KPK Selidiki Jaringan Pengepul Uang Pemerasan di Setiap Kecamatan Kabupaten Pati

Tersangka kasus dugaan tindak pidana korupsi terkait pemerasan dalam pengisian jabatan perangkat desa di lingkungan Pemerintah Kabupaten Pati Sudewo. (Dok. Ist)

Faktabatam.id, NASIONAL – Komisi Pemberantasan Korupsi (KPK) tengah mendalami jaringan pengepul uang dalam kasus dugaan pemerasan yang melibatkan Bupati Pati nonaktif, Sudewo (SDW). Lembaga antirasuah tersebut menduga terdapat lebih dari satu orang pengepul uang di setiap kecamatan di wilayah Kabupaten Pati, Jawa Tengah.

Dugaan ini muncul setelah KPK melakukan pengembangan terhadap pihak-pihak yang terjaring dalam Operasi Tangkap Tangan (OTT) sebelumnya. Saat ini, penyidik fokus memetakan aliran dana yang diduga berasal dari praktik pemerasan terhadap calon perangkat desa.

Juru Bicara KPK, Budi Prasetyo, mengungkapkan bahwa keberadaan pengepul ini diduga tersebar merata untuk mengoordinasikan uang hasil pemerasan di tingkat lokal.

“Dalam satu kecamatan, dimungkinkan lebih dari satu pengepul.
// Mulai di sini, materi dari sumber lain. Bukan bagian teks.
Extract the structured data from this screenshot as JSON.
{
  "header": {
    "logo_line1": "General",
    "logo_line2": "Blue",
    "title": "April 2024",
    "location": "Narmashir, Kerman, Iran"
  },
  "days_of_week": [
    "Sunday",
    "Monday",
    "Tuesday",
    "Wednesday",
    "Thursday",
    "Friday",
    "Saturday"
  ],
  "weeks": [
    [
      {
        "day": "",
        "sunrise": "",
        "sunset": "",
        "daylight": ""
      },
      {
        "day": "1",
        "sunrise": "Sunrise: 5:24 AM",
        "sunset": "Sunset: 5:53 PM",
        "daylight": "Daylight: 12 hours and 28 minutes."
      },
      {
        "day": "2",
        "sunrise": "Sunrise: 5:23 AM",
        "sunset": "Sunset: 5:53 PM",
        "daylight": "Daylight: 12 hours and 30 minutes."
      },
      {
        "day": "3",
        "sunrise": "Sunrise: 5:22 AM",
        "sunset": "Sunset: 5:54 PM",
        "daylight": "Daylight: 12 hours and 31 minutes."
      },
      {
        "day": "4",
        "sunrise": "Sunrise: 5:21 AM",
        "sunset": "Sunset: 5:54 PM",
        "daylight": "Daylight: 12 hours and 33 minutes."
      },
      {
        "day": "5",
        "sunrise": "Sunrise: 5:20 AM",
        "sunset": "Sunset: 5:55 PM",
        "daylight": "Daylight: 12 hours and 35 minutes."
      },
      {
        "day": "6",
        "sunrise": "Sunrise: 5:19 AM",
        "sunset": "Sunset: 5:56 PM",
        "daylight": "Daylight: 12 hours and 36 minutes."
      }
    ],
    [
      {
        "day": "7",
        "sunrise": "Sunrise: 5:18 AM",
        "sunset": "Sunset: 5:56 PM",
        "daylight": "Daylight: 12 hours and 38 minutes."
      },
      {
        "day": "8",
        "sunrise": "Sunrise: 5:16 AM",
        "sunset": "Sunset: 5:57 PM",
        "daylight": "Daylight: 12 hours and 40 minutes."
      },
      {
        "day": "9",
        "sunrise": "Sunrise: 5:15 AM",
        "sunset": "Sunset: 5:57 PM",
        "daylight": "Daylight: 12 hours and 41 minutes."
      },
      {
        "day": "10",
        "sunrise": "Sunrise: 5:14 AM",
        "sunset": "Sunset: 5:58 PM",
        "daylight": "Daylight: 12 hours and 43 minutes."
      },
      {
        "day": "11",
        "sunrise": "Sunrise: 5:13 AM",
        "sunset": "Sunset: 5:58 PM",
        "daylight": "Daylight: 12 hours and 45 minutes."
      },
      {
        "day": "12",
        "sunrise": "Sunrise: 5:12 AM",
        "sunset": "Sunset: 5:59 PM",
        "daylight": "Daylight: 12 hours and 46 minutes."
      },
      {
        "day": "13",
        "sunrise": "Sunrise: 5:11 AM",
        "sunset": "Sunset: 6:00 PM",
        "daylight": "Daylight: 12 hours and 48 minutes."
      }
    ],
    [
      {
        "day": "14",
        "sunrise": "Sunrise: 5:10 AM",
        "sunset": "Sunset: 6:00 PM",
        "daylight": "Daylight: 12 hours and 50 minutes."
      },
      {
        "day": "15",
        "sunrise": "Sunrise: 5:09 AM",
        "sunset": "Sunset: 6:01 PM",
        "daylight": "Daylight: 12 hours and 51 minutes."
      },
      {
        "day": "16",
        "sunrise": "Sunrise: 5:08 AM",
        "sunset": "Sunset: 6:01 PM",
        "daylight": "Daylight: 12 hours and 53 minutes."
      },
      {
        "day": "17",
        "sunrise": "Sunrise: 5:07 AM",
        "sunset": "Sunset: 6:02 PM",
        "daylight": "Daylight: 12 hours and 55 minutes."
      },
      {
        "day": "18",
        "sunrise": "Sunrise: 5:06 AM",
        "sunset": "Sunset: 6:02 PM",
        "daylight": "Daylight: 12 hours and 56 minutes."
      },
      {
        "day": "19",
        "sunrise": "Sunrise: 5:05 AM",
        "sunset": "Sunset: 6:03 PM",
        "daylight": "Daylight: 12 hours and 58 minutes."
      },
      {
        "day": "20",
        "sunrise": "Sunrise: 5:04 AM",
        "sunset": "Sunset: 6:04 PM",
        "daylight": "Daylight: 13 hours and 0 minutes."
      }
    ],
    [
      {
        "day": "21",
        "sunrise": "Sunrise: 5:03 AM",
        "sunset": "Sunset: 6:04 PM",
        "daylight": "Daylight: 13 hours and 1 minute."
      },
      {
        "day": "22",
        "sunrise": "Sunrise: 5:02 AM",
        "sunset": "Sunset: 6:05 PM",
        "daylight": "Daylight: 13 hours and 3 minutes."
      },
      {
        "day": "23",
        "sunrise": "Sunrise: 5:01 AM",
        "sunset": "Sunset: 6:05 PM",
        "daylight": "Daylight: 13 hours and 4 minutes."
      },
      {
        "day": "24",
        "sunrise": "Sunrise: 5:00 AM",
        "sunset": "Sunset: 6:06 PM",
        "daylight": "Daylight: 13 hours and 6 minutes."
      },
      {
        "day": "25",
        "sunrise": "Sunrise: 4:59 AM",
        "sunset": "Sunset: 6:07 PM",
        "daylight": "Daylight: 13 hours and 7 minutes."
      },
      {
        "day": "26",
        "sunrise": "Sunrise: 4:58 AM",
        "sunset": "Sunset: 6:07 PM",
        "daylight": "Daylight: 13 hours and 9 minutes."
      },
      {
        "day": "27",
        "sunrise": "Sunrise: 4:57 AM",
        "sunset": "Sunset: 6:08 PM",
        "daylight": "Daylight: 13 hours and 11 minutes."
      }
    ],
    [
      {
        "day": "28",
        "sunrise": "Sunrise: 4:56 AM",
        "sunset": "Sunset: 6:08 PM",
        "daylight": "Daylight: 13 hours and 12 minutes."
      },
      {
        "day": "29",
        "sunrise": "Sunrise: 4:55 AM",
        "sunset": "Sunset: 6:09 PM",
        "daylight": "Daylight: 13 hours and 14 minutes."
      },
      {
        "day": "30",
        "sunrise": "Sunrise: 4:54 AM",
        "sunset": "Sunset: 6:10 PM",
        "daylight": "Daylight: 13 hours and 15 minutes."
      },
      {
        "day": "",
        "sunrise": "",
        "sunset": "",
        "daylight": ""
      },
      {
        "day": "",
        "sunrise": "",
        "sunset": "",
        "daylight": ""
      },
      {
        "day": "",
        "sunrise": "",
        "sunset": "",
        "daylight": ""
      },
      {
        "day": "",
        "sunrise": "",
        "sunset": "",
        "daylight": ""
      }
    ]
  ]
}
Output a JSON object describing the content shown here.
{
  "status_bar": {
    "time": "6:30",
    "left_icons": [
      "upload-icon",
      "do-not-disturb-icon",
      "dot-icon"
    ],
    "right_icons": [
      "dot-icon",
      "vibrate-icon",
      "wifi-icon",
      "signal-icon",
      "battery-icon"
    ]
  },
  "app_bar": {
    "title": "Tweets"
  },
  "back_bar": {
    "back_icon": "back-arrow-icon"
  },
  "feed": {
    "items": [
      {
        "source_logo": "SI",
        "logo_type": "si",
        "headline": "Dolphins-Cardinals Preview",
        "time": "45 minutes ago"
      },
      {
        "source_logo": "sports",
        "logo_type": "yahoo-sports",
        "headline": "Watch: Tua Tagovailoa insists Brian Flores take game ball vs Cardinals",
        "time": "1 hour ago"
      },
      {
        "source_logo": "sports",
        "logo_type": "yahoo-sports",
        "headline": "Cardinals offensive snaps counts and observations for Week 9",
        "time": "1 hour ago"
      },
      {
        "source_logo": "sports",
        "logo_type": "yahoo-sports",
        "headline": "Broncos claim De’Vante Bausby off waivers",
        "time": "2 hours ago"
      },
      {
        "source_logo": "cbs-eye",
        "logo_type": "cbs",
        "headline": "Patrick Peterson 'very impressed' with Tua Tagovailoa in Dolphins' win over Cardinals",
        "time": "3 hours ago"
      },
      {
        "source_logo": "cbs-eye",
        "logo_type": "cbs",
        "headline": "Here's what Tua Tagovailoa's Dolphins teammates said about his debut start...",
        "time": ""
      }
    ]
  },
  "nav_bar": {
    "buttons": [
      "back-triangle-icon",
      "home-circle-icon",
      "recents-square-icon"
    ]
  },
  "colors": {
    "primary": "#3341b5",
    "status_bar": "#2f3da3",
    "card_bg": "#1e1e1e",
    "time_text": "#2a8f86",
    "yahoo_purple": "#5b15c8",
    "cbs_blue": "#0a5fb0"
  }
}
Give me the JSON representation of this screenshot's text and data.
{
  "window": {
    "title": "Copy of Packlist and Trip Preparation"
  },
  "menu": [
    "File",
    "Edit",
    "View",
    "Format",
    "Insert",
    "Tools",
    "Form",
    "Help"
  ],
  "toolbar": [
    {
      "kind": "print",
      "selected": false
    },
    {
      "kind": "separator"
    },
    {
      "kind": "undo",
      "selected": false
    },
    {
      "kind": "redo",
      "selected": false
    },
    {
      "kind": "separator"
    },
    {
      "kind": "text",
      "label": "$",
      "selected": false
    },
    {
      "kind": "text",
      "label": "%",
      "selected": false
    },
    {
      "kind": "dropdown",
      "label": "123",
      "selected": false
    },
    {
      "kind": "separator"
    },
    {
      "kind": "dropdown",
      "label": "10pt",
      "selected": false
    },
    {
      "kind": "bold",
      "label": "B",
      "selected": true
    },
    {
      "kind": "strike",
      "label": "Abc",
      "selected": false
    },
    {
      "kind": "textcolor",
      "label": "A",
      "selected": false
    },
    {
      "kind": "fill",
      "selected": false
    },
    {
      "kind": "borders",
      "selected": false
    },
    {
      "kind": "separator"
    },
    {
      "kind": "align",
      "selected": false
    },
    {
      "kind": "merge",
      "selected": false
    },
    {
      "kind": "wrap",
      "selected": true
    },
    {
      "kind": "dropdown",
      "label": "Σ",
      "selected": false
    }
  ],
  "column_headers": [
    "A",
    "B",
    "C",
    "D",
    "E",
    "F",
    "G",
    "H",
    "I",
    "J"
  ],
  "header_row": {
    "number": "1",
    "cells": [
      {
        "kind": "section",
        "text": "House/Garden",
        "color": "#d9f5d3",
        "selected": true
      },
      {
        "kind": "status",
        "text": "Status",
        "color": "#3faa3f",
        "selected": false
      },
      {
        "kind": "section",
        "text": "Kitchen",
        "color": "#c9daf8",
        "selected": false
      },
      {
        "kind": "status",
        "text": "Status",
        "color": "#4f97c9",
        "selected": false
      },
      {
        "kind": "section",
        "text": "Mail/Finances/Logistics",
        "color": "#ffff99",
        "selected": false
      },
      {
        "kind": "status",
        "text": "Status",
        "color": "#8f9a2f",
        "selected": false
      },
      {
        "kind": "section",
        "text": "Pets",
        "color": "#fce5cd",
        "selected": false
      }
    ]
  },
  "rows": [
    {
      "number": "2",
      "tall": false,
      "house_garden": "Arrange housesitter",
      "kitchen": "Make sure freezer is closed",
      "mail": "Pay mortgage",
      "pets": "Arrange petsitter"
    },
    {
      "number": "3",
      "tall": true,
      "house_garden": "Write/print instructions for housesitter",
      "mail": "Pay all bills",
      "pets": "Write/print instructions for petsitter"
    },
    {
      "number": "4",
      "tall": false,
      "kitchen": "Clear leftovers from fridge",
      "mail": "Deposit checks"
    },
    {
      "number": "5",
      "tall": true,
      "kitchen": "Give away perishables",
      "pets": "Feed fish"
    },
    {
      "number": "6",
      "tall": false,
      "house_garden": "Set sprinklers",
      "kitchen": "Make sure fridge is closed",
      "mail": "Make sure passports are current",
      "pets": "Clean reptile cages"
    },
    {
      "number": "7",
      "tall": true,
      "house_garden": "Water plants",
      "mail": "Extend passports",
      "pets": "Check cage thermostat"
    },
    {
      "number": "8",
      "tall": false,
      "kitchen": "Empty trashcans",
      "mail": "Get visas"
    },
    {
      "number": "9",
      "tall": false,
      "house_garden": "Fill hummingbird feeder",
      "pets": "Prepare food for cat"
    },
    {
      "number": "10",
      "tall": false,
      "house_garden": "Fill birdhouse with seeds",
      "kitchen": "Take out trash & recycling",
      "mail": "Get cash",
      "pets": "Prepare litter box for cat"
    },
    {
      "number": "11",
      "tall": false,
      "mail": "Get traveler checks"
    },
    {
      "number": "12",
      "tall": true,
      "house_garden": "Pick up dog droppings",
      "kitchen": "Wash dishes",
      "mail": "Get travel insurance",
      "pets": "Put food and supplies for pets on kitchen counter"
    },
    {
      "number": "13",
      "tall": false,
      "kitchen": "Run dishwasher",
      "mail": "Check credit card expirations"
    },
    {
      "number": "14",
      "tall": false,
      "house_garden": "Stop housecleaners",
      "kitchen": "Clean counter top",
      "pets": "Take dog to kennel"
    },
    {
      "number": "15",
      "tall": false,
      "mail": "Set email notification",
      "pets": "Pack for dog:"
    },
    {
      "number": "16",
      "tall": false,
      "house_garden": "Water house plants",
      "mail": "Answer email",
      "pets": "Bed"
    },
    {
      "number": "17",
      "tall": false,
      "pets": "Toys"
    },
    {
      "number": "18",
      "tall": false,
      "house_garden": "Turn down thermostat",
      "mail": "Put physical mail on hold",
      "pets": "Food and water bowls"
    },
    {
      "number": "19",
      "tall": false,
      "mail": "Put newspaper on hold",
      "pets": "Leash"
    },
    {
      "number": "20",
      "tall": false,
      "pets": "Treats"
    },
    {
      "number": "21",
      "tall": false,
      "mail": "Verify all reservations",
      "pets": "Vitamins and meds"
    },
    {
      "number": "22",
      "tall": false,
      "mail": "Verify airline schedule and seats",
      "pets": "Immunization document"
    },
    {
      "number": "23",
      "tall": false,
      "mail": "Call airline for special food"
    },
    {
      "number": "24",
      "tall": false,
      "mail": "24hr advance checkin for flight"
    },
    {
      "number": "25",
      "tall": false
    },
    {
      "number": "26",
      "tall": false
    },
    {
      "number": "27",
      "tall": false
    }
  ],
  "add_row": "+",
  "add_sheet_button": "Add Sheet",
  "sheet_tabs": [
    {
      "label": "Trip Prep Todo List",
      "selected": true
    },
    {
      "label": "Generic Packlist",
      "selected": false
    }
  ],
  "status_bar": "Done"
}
Nah ini yang masih terus didalami,” ujar Budi Prasetyo kepada jurnalis di Jakarta, Rabu (4/2/2026).

Pengembangan Kasus dari Kecamatan Jaken

Kecurigaan mengenai banyaknya jumlah pengepul uang pemerasan di Pati ini didasarkan pada temuan di Kecamatan Jaken. Dalam operasi sebelumnya, KPK telah menetapkan tiga orang pengepul sebagai tersangka setelah terbukti mengumpulkan uang dari para calon perangkat desa.

Budi menjelaskan bahwa pola yang ditemukan di Jaken sangat mungkin terjadi di kecamatan lain di Kabupaten Pati. Oleh karena itu, pemeriksaan intensif terhadap saksi-saksi terus dilakukan untuk memperjelas struktur jaringan tersebut.

“Bisa jadi lebih dari satu ya, seperti dalam perkara tertangkap tangan kemarin itu kan ada tiga pengepul yang kemudian sudah ditetapkan sebagai tersangka,” tambahnya.

Rentetan Operasi Tangkap Tangan

Kasus ini merupakan tindak lanjut dari OTT ketiga yang dilakukan KPK pada tahun 2026. Tepat pada 19 Januari 2026, tim penindakan KPK menangkap Bupati Pati Sudewo atas dugaan keterlibatan dalam praktik pungutan liar dan pemerasan tersebut.

Penyidik menduga kuat bahwa pengepul uang pemerasan di Pati berperan sebagai perantara yang menyetorkan dana dari tingkat bawah langsung menuju lingkaran kekuasaan Bupati. Hingga saat ini, KPK terus mengumpulkan alat bukti untuk mengungkap secara utuh skema korupsi yang mencoreng birokrasi di tingkat desa tersebut.